Another, which I think is highly relevant to the Design Thinking debate, largely conducted by non-practitioners:
The writer of this article has been led by much experience to believe that every physicist, and every chemist, and, in short, every master in any department of experimental science, has had his mind molded by his life in the laboratory to a degree that is little suspected. The experimentalist himself can hardly be fully aware of it, for the reason that the men whose intellects he really knows about are much like himself in this respect. With intellects of widely different training from his own, whose education has largely been a thing learned out of books, he will never become inwardly intimate, be he on ever so familiar terms with them; for he and they are as oil and water, and though they be shaken up together, it is remarkable how quickly they will go their several mental ways, without having gained more than a faint flavor from the association. Were those other men only to take skillful soundings of the experimentalist’s mind — which is just what they are unqualified to do, for the most part — they would soon discover that, excepting perhaps upon topics where his mind is trammeled by personal feeling or by his bringing up, his disposition is to think of everything just as everything is thought of in the laboratory, that is, as a question of experimentation. … when you have found, or ideally constructed upon a basis of observation, the typical experimentalist, you will find that whatever assertion you may make to him, he will either understand as meaning that if a given prescription for an experiment ever can be and ever is carried out in act, an experience of a given description will result, or else he will see no sense at all in what you say.
And last, a restatement of a simple but profoundly consequential idea from “Four Incapacities” (“Let us not pretend to doubt in philosophy what we do not doubt in our hearts.”) which hit me from a pleasantly fresh angle:
Philosophers of very diverse stripes propose that philosophy shall take its start from one or another state of mind in which no man, least of all a beginner in philosophy, actually is.

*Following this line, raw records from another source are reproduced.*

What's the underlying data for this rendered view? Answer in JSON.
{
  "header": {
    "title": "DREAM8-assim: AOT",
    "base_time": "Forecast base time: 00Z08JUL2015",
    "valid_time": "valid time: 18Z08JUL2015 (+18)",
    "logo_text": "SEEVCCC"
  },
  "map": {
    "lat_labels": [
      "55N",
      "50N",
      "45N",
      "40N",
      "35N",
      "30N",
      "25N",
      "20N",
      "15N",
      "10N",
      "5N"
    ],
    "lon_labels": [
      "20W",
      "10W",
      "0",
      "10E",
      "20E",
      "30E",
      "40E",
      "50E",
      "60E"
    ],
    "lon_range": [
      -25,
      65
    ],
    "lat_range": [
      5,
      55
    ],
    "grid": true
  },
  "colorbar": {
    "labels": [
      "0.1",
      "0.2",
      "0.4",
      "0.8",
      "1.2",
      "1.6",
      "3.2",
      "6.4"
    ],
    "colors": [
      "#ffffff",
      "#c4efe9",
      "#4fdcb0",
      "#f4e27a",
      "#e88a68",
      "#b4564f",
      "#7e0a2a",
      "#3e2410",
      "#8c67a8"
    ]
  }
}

One proposes that you shall begin by doubting everything, and says that there is only one thing that you cannot doubt, as if doubting were “as easy as lying.” … Do you call it doubting to write down on a piece of paper that you doubt? If so, doubt has nothing to do with any serious business. But do not make believe; if pedantry has not eaten all the reality out of you, recognize, as you must, that there is much that you do not doubt, in the least. Now that which you do not at all doubt, you must and do regard as infallible, absolute truth. Here breaks in Mr. Make Believe: “What! Do you mean to say that one is to believe what is not true, or that what a man does not doubt is ipso facto true?” No, but unless he can make a thing white and black at once, he has to regard what he does not doubt as absolutely true. Now you, per hypothesiu, are that man, “But you tell me there are scores of things I do not doubt. I really cannot persuade myself that there is not some one of them about which I am mistaken.” You are adducing one of your make-believe facts, which, even if it were established, would only go to show that doubt has a limen, that is, is only called into being by a certain finite stimulus. You only puzzle yourself by talking of this metaphysical “truth” and metaphysical “falsity,” that you know nothing about. All you have any dealings with are your doubts and beliefs, with the course of life that forces new beliefs upon you and gives you power to doubt old beliefs. If your terms “truth” and “falsity” are taken in such senses as to be definable in terms of doubt and belief and the course of experience (as for example they would be, if you were to define the “truth” as that to a belief in which belief would tend if it were to tend indefinitely toward absolute fixity), well and good: in that case, you are only talking about doubt and belief. But if by truth and falsity you mean something not definable in terms of doubt and belief in any way, then you are talking of entities of whose existence you can know nothing, and which Ockham’s razor would clean shave off. Your problems would he greatly simplified, if, instead of saying that you want to know the “Truth,” you were simply to say that you want to attain a state of belief unassailable by doubt.